Vous engagez alors votre réflexion dans l’ordre du comprendre plutôt que dans celui du connaître, de la recherche de sens qui se distingue du savoir de la vérité, quant aux rapports de Dieu et du monde surtout, auxquels vous appliquez la trilogie du don, de la réception et du rendu, qui accomplit ainsi la relation dialectique entre l’infini (Dieu, ou plutôt son Idée, son sens pour l’homme) et le fini (le monde sensible). Le cercle métaphysique est ainsi fermé par la pensée sur le mode de l’Idée régulatrice unissant les deux mondes selon un rapport dynamique et ouvert, qui seul est acceptable en philosophie, posez-vous. Il en découle que la croyance dans le monde sensible (du point de départ de votre présente recherche) relève de la manifestation d’un monde métaphysique qui nous fait le don de soi, que nous en acceptons et lui rendons ainsi, ce qui à la fois conserve la dualité et pose l’identité ou l’unité plus complexe et complète de ces deux mondes, en un processus lui-même infini, comme chez Hegel, Dieu lui-même ne se réalisant que dans et par sa manifestation mondaine et son retour à soi.

Mais, demandez-vous alors, qu’elle est la valeur cognitive de ce modèle d’interaction dialectique dans le domaine métaphysique ? Il s’agit d’une analogie réfléchissante anthropomorphique, précisez-vous, ou d’un « foyer imaginaire » de la réflexion (comme chez Kant donc), tout se passant à la fois « comme si » et « au mieux ». Il faut donc opter non pas pour un anthropomorphisme dogmatique et grossier (comme dans la référence à un démiurge ou un architecte) mais pour un anthropomorphisme critique et auto-critique, qui relève d’une Idée régulatrice de la réflexion et non pas d’un concept absolu de la spéculation, contrairement à Hegel, surtout dans le domaine de la pensée théologique.
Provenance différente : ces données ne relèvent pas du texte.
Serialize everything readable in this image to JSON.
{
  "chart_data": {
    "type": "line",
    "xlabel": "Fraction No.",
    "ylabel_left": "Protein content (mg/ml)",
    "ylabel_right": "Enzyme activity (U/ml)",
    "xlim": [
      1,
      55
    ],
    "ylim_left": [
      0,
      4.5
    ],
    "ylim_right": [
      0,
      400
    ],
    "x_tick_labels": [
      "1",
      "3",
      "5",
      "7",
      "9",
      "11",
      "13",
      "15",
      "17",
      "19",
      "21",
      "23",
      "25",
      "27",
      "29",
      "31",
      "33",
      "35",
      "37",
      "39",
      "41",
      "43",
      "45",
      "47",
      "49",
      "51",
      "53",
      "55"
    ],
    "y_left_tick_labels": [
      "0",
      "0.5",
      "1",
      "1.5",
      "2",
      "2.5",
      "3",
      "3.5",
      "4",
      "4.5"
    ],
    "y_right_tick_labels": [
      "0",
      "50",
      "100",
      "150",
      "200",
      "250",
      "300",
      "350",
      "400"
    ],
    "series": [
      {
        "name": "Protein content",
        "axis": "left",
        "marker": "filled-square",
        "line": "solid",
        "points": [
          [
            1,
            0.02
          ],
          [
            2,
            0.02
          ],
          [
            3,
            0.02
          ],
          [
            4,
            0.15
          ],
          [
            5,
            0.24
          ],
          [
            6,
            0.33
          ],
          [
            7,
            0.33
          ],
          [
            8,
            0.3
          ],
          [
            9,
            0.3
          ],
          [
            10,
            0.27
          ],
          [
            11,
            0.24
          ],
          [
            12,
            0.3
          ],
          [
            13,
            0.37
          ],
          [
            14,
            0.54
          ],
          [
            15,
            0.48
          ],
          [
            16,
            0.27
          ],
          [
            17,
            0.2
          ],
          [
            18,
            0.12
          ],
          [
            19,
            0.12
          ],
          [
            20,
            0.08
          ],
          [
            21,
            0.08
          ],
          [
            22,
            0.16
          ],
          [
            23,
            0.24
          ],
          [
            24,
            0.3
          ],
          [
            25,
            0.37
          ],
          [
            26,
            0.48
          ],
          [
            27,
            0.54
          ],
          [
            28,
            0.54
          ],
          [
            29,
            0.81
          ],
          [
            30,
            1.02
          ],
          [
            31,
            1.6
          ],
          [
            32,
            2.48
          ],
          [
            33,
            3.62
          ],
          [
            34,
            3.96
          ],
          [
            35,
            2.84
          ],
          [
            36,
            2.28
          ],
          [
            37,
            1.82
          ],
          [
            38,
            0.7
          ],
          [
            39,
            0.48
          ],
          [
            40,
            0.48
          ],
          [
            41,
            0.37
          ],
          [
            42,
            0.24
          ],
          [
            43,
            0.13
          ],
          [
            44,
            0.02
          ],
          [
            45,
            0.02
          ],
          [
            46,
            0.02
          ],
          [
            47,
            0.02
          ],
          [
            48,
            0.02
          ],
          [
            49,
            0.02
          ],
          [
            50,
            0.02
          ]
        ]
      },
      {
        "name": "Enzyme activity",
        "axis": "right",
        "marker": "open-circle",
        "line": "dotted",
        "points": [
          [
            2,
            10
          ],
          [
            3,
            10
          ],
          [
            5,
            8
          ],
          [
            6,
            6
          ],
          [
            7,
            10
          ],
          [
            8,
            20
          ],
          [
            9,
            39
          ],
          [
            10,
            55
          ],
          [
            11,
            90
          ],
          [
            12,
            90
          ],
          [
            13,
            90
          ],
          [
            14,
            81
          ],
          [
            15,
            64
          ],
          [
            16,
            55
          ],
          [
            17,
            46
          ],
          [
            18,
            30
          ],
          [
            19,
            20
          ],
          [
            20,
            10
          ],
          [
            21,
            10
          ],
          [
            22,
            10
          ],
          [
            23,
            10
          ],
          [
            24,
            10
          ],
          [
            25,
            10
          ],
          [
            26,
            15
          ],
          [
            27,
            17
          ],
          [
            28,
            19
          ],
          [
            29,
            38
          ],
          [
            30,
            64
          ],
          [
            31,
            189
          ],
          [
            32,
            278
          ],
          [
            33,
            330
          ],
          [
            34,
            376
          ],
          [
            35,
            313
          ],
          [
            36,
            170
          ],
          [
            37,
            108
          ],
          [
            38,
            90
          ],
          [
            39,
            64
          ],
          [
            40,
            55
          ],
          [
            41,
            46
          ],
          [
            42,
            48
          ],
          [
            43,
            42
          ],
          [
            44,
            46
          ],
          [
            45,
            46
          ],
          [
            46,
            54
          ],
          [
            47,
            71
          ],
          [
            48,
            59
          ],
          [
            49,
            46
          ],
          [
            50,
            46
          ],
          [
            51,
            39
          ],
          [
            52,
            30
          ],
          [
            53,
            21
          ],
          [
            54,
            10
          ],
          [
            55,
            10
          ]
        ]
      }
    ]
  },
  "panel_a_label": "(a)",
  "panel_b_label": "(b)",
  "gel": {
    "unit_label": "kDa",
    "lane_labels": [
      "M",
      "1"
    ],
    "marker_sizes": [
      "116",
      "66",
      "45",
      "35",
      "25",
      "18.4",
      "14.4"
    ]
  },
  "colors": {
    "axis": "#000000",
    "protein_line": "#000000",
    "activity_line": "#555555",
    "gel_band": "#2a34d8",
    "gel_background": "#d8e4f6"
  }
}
Vous concluez fermement que cette dialectique réflexive est le seul mode recevable de la pensée philosophique, la foi naïve et la foi réfléchie n’en faisant plus qu’une, en une synthèse du sensible et de l’intelligible qui « reprend » les contenus de sens des grandes formes culturelles précédant et accompagnant la philosophie, dont c’est le devoir que de synthétiser les croyances immédiates et la foi réfléchie, notamment dans une philosophie de la culture allant d’une phénoménologie mythologique jusqu’à la foi transcendantale d’une raison dont on ne peut faire qu’un usage régulateur et non pas constitutif, cette intégration dialectique progressive du mythe, de la religion et de la métaphysique, mais aussi de la science, ne pouvant que comprendre l’art aussi, qui joue un rôle spécifique fondamental dans cette synthèse in-finie.